Theflyonthewall.com recently reported that there was go private chatter related to Starwood Hotels.  No offense to HOT shareholders – lodging stocks look interesting to us too – but the chances of a large company going private in our space over the near term are very slim.  Here is why:

  • Debt markets are not available for deal leverage
    • Max leverage for super high quality stuff is 5.5x and for meat and potato, it's 4.5x
    • All the peak deals were done in the CMBS markets, which aren’t really back
  • HOT does not own enough real estate for LBO.  Blackstone was able to take Hilton private given the frothy financing environment for real estate.
    • It’s not that cheap
    • Fritz likes being public and likes his job, so we don’t think the interest is there.  There is no one on the board likely to encourage them to do it
  • CEOs are not interested in M&A.  They are chasing new Greenfield opportunities.

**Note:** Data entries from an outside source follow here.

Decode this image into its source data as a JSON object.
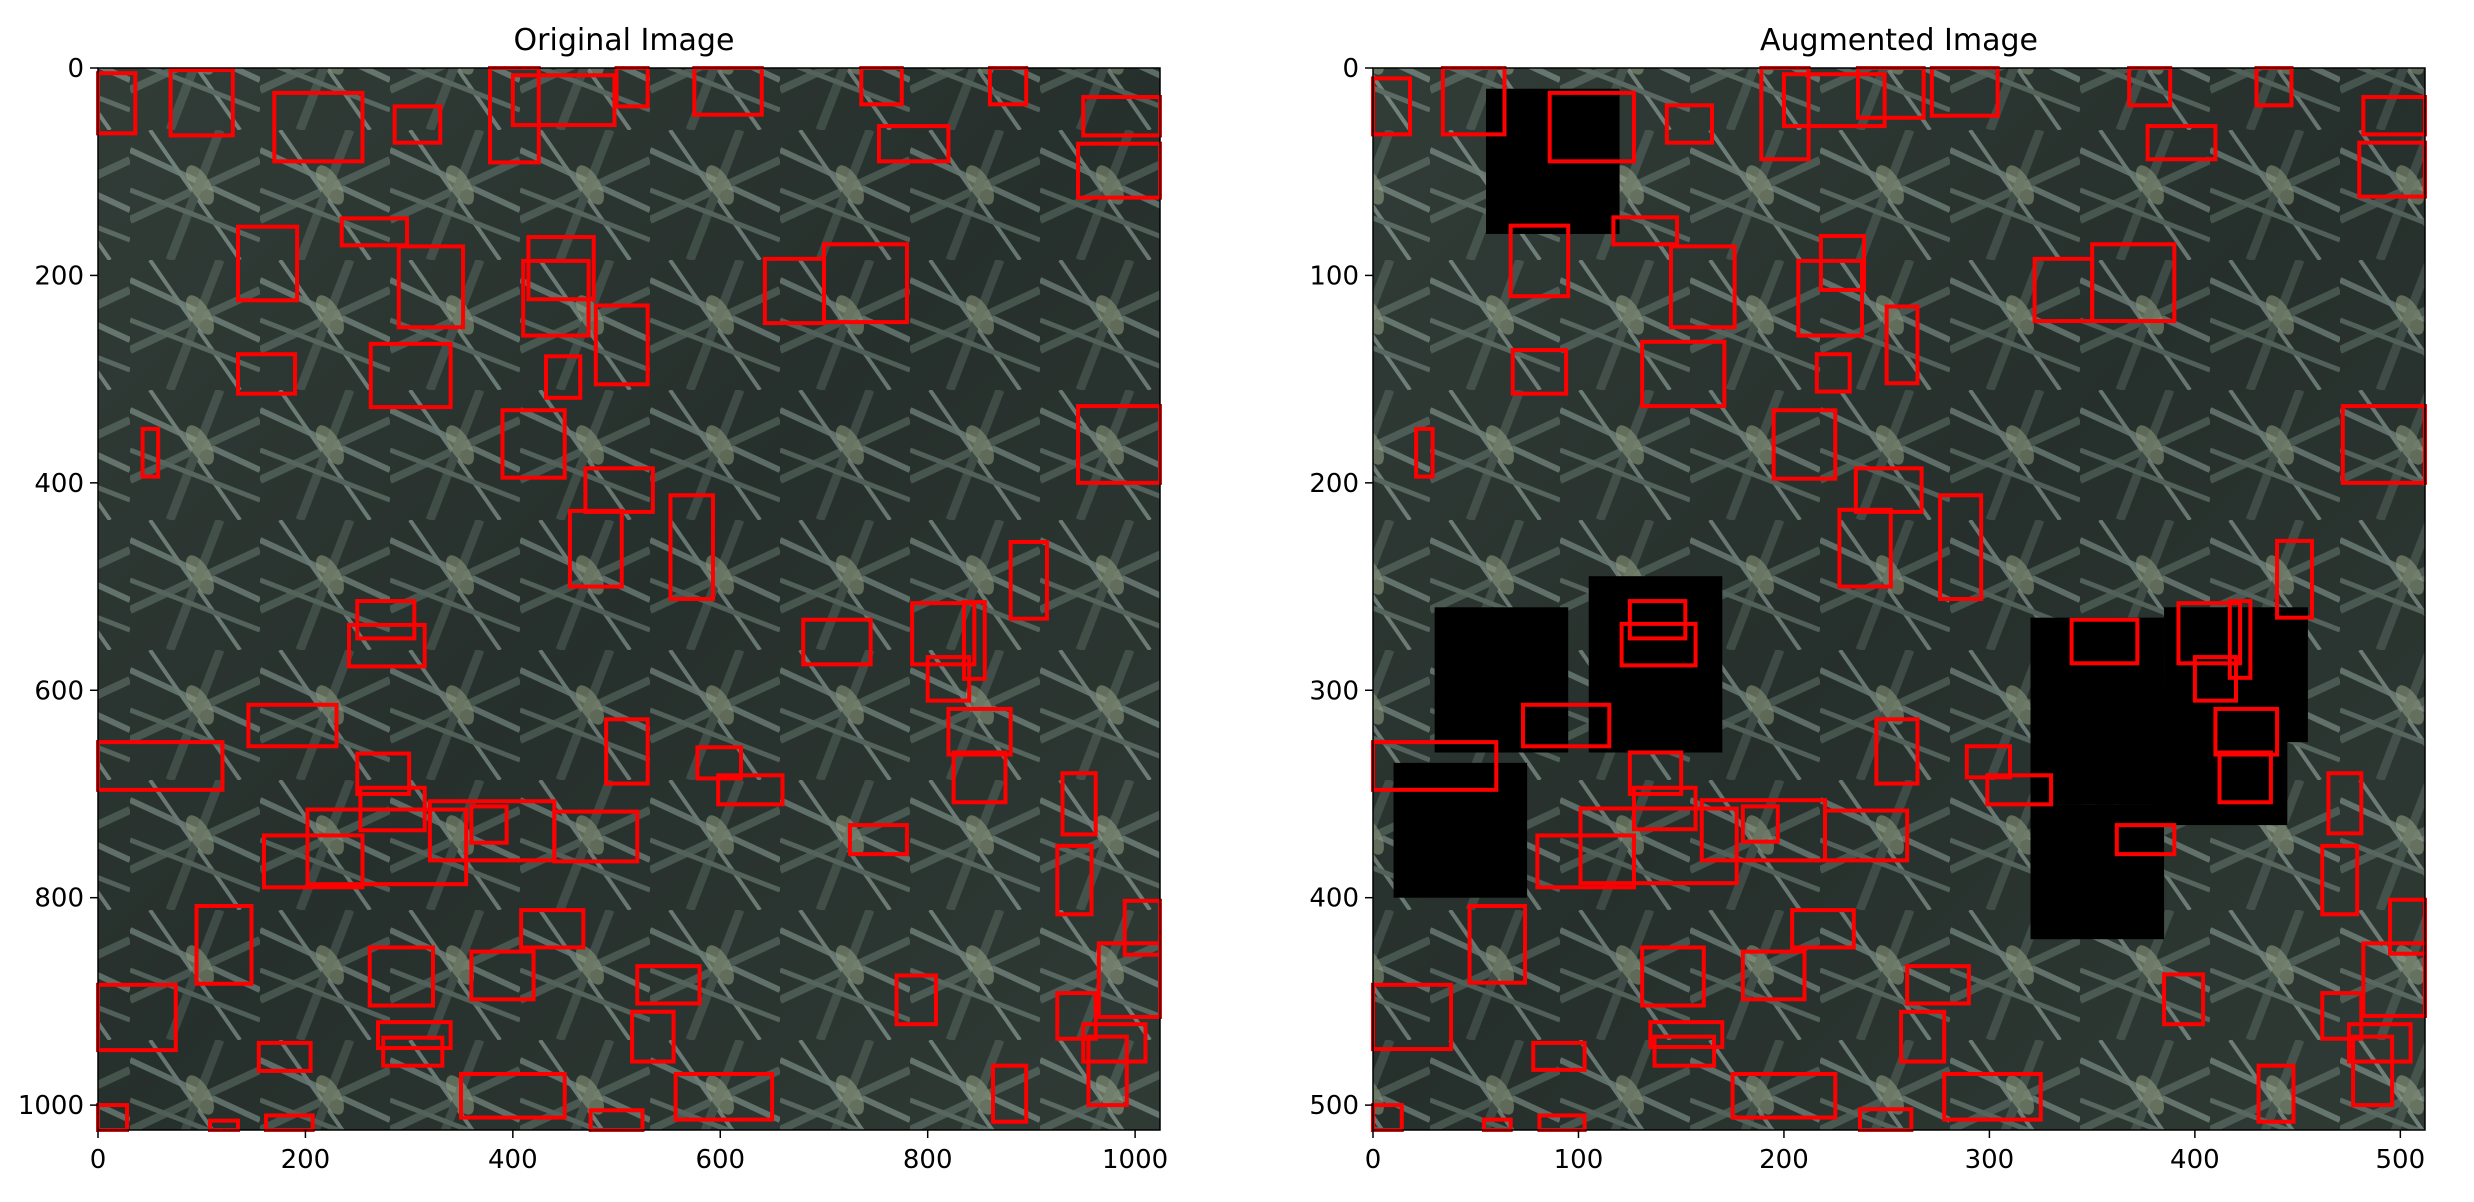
{
  "chart_data": [
    {
      "type": "image",
      "title": "Original Image",
      "xlim": [
        0,
        1024
      ],
      "ylim": [
        0,
        1024
      ],
      "xticks": [
        0,
        200,
        400,
        600,
        800,
        1000
      ],
      "yticks": [
        0,
        200,
        400,
        600,
        800,
        1000
      ],
      "box_color": "#ff0000",
      "boxes": [
        [
          0,
          5,
          36,
          63
        ],
        [
          70,
          2,
          130,
          65
        ],
        [
          170,
          24,
          255,
          90
        ],
        [
          286,
          37,
          330,
          72
        ],
        [
          378,
          0,
          425,
          91
        ],
        [
          400,
          7,
          498,
          55
        ],
        [
          500,
          0,
          530,
          37
        ],
        [
          575,
          0,
          640,
          45
        ],
        [
          736,
          0,
          775,
          35
        ],
        [
          860,
          0,
          895,
          35
        ],
        [
          950,
          28,
          1024,
          65
        ],
        [
          945,
          73,
          1024,
          125
        ],
        [
          753,
          56,
          820,
          90
        ],
        [
          235,
          145,
          298,
          171
        ],
        [
          135,
          153,
          192,
          224
        ],
        [
          290,
          172,
          352,
          250
        ],
        [
          415,
          163,
          478,
          223
        ],
        [
          410,
          186,
          473,
          258
        ],
        [
          643,
          184,
          700,
          246
        ],
        [
          700,
          170,
          780,
          245
        ],
        [
          135,
          276,
          190,
          314
        ],
        [
          263,
          266,
          340,
          327
        ],
        [
          480,
          229,
          530,
          305
        ],
        [
          432,
          278,
          465,
          318
        ],
        [
          390,
          330,
          450,
          395
        ],
        [
          945,
          326,
          1024,
          400
        ],
        [
          43,
          348,
          58,
          394
        ],
        [
          470,
          386,
          535,
          428
        ],
        [
          455,
          427,
          505,
          500
        ],
        [
          552,
          412,
          593,
          512
        ],
        [
          880,
          457,
          915,
          531
        ],
        [
          680,
          532,
          745,
          575
        ],
        [
          785,
          516,
          845,
          575
        ],
        [
          835,
          515,
          855,
          589
        ],
        [
          800,
          568,
          840,
          610
        ],
        [
          250,
          514,
          305,
          550
        ],
        [
          242,
          537,
          315,
          577
        ],
        [
          145,
          614,
          230,
          654
        ],
        [
          0,
          650,
          120,
          696
        ],
        [
          820,
          618,
          880,
          662
        ],
        [
          825,
          660,
          875,
          708
        ],
        [
          490,
          628,
          530,
          690
        ],
        [
          578,
          655,
          620,
          685
        ],
        [
          598,
          682,
          660,
          710
        ],
        [
          250,
          661,
          300,
          700
        ],
        [
          253,
          694,
          315,
          735
        ],
        [
          160,
          740,
          255,
          790
        ],
        [
          202,
          715,
          355,
          787
        ],
        [
          320,
          707,
          440,
          764
        ],
        [
          360,
          712,
          394,
          747
        ],
        [
          440,
          717,
          520,
          765
        ],
        [
          725,
          730,
          780,
          758
        ],
        [
          930,
          680,
          962,
          739
        ],
        [
          925,
          750,
          958,
          816
        ],
        [
          95,
          808,
          148,
          883
        ],
        [
          262,
          848,
          323,
          904
        ],
        [
          360,
          852,
          420,
          898
        ],
        [
          408,
          812,
          468,
          848
        ],
        [
          520,
          866,
          580,
          902
        ],
        [
          990,
          803,
          1024,
          855
        ],
        [
          965,
          844,
          1024,
          915
        ],
        [
          0,
          884,
          75,
          947
        ],
        [
          270,
          920,
          340,
          945
        ],
        [
          275,
          935,
          332,
          962
        ],
        [
          155,
          940,
          205,
          967
        ],
        [
          515,
          910,
          555,
          958
        ],
        [
          770,
          875,
          808,
          922
        ],
        [
          925,
          892,
          962,
          936
        ],
        [
          950,
          922,
          1010,
          958
        ],
        [
          955,
          934,
          992,
          1000
        ],
        [
          863,
          962,
          895,
          1016
        ],
        [
          350,
          970,
          450,
          1012
        ],
        [
          557,
          970,
          650,
          1014
        ],
        [
          0,
          1000,
          28,
          1024
        ],
        [
          108,
          1015,
          135,
          1024
        ],
        [
          162,
          1010,
          207,
          1024
        ],
        [
          475,
          1005,
          525,
          1024
        ]
      ]
    },
    {
      "type": "image",
      "title": "Augmented Image",
      "xlim": [
        0,
        512
      ],
      "ylim": [
        0,
        512
      ],
      "xticks": [
        0,
        100,
        200,
        300,
        400,
        500
      ],
      "yticks": [
        0,
        100,
        200,
        300,
        400,
        500
      ],
      "box_color": "#ff0000",
      "black_patches": [
        [
          55,
          10,
          120,
          80
        ],
        [
          30,
          260,
          95,
          330
        ],
        [
          105,
          245,
          170,
          330
        ],
        [
          10,
          335,
          75,
          400
        ],
        [
          320,
          265,
          385,
          355
        ],
        [
          385,
          260,
          455,
          325
        ],
        [
          380,
          300,
          445,
          365
        ],
        [
          320,
          355,
          385,
          420
        ]
      ],
      "boxes": [
        [
          0,
          5,
          18,
          32
        ],
        [
          34,
          0,
          64,
          32
        ],
        [
          86,
          12,
          127,
          45
        ],
        [
          143,
          18,
          165,
          36
        ],
        [
          189,
          0,
          212,
          44
        ],
        [
          200,
          3,
          249,
          28
        ],
        [
          236,
          0,
          268,
          24
        ],
        [
          272,
          0,
          304,
          23
        ],
        [
          368,
          0,
          388,
          18
        ],
        [
          430,
          0,
          447,
          18
        ],
        [
          482,
          14,
          512,
          32
        ],
        [
          480,
          36,
          512,
          62
        ],
        [
          377,
          28,
          410,
          44
        ],
        [
          117,
          72,
          148,
          85
        ],
        [
          67,
          76,
          95,
          110
        ],
        [
          145,
          86,
          176,
          125
        ],
        [
          218,
          81,
          239,
          107
        ],
        [
          207,
          93,
          238,
          129
        ],
        [
          322,
          92,
          350,
          122
        ],
        [
          350,
          85,
          390,
          122
        ],
        [
          68,
          136,
          94,
          157
        ],
        [
          131,
          132,
          171,
          163
        ],
        [
          250,
          115,
          265,
          152
        ],
        [
          216,
          138,
          232,
          156
        ],
        [
          195,
          165,
          225,
          198
        ],
        [
          472,
          163,
          512,
          200
        ],
        [
          21,
          174,
          29,
          197
        ],
        [
          235,
          193,
          267,
          214
        ],
        [
          227,
          213,
          252,
          250
        ],
        [
          276,
          206,
          296,
          256
        ],
        [
          440,
          228,
          457,
          265
        ],
        [
          340,
          266,
          372,
          287
        ],
        [
          392,
          258,
          422,
          287
        ],
        [
          417,
          257,
          427,
          294
        ],
        [
          400,
          284,
          420,
          305
        ],
        [
          125,
          257,
          152,
          275
        ],
        [
          121,
          268,
          157,
          288
        ],
        [
          73,
          307,
          115,
          327
        ],
        [
          0,
          325,
          60,
          348
        ],
        [
          410,
          309,
          440,
          331
        ],
        [
          412,
          330,
          437,
          354
        ],
        [
          245,
          314,
          265,
          345
        ],
        [
          289,
          327,
          310,
          342
        ],
        [
          299,
          341,
          330,
          355
        ],
        [
          125,
          330,
          150,
          350
        ],
        [
          127,
          347,
          157,
          367
        ],
        [
          80,
          370,
          127,
          395
        ],
        [
          101,
          357,
          177,
          393
        ],
        [
          160,
          353,
          220,
          382
        ],
        [
          180,
          356,
          197,
          373
        ],
        [
          220,
          358,
          260,
          382
        ],
        [
          362,
          365,
          390,
          379
        ],
        [
          465,
          340,
          481,
          369
        ],
        [
          462,
          375,
          479,
          408
        ],
        [
          47,
          404,
          74,
          441
        ],
        [
          131,
          424,
          161,
          452
        ],
        [
          180,
          426,
          210,
          449
        ],
        [
          204,
          406,
          234,
          424
        ],
        [
          260,
          433,
          290,
          451
        ],
        [
          495,
          401,
          512,
          427
        ],
        [
          482,
          422,
          512,
          457
        ],
        [
          0,
          442,
          38,
          473
        ],
        [
          135,
          460,
          170,
          472
        ],
        [
          137,
          467,
          166,
          481
        ],
        [
          78,
          470,
          103,
          483
        ],
        [
          257,
          455,
          278,
          479
        ],
        [
          385,
          437,
          404,
          461
        ],
        [
          462,
          446,
          481,
          468
        ],
        [
          475,
          461,
          505,
          479
        ],
        [
          477,
          467,
          496,
          500
        ],
        [
          431,
          481,
          448,
          508
        ],
        [
          175,
          485,
          225,
          506
        ],
        [
          278,
          485,
          325,
          507
        ],
        [
          0,
          500,
          14,
          512
        ],
        [
          54,
          507,
          67,
          512
        ],
        [
          81,
          505,
          103,
          512
        ],
        [
          237,
          502,
          262,
          512
        ]
      ]
    }
  ]
}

  • M&A deals over the last 5 quarters or shall I say lack thereof:
    • ProLogis/AMB
    • Ventas/NHP
    • Corporate properties associates ($916MM)
  • There was the Sonesta deal yesterday.  However, it's a micro cap transaction and is more of an asset sale rather than M&A since their main asset sold - Royal Sonesta Hotel Boston - accounted for 86% of the purchase price.